Etre ou ne plus être français, par Louis-Joseph Delanglade
Au début, rien que de très banal. Un artiste de renom, riche et désireux d’être moins imposé, s’installe à l’étranger - à l’instar de tant d’autres dans le sport, le spectacle ou les affaires. S’il le fait, c’est qu’il peut le faire. Dès lors, à quoi bon le traiter de « minable » ou, à l’inverse, le porter au pinacle ? C’est tout simplement un problème juridique. Certes, un Français doit, malgré qu’il en ait, s’acquitter de ce qu’il doit au fisc, mais il a la possibilité d’échapper à cette obligation - la preuve : tous ces joueurs de tennis ou ces chanteurs qui « résident » en Suisse. Et c’est là que le bât blesse. Cet « exil fiscal » dont on nous rebat les oreilles est bien une affaire de privilégiés : sans être un maniaque de l’égalité, on ne peut que souhaiter que des mesures soient prises pour que cela cesse.
Et puis, médias aidant, tout dérape et vire à la farce. De représentant emblématique, voici notre Depardieu national devenu l’anti-héros de mauvais scénarios : après Depardieu-Obélix chez les Belges, c’est Depardieu-Raspoutine chez les Russes. Et il donne des idées à d’autres. C’est ainsi que Mme Brigitte Bardot menace de quitter la France si on euthanasie deux éléphants soupçonnés de tuberculose… Etre ou ne plus être française pour deux éléphants : carrément grotesque ! Mais révélateur aussi, car ces manifestations de grogne, allant jusqu’à la remise en cause de l’appartenance nationale, constituent un symptôme (parmi tant d’autres) du délitement de la France.
En vérité, des esprits chagrins (qui, reconnaissons-le, ont souvent raison) disent que c’était à prévoir. Nous vivons en effet dans un pays menacé de subversion démographique par deux facteurs : d’abord, un « droit du sol » dangereux si ce n’est suicidaire, dès lors qu’il ne s’applique plus à des individus mais à des communautés prolifiques ; ensuite, une conception idéologique de la réalité nationale selon laquelle être français, c’est reconnaître et faire siennes les « valeurs » dites « républicaines ». Du coup, n’importe qui né en France est français et n’importe qui sur terre a vocation et possibilité de devenir français.

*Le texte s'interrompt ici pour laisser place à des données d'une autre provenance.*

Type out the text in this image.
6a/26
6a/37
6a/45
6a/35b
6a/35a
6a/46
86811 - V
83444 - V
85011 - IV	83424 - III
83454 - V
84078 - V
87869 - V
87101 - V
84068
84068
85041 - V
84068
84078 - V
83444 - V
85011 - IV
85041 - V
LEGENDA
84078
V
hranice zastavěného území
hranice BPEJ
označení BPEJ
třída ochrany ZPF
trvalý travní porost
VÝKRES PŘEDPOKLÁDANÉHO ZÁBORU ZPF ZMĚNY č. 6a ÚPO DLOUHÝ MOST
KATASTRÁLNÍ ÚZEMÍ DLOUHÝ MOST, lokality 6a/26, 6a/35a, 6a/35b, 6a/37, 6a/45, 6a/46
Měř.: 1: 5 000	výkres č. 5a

La porte est donc ouverte : comment s’étonner, dès lors, qu’au gré de ses intérêts ou de son caprice, quelqu’un(e) décide d’entreprendre la démarche inverse, c’est-à-dire de sortir ?
En somme, si les choses devaient perdurer, on changerait de nationalité comme d’opérateur téléphonique ! Ô tempora…
Mais on ne sort que pour aller ailleurs. Car le fait national – dont la « nationalité » au sens administratif du terme n’est qu’un aspect – continue de structurer l’ensemble de la planète. Et si nous avons du mal à imaginer que M. Depardieu ou Mme Bardot puissent jamais être véritablement russes, c’est bien parce qu’« être » russe renvoie à une spécificité dont il leur est difficile de se prévaloir : qu’ils le veuillent ou pas, ils « sont » français – et le resteront - par tout ce qui les rattache à une terre, à une langue et à une histoire communes à tous les Français.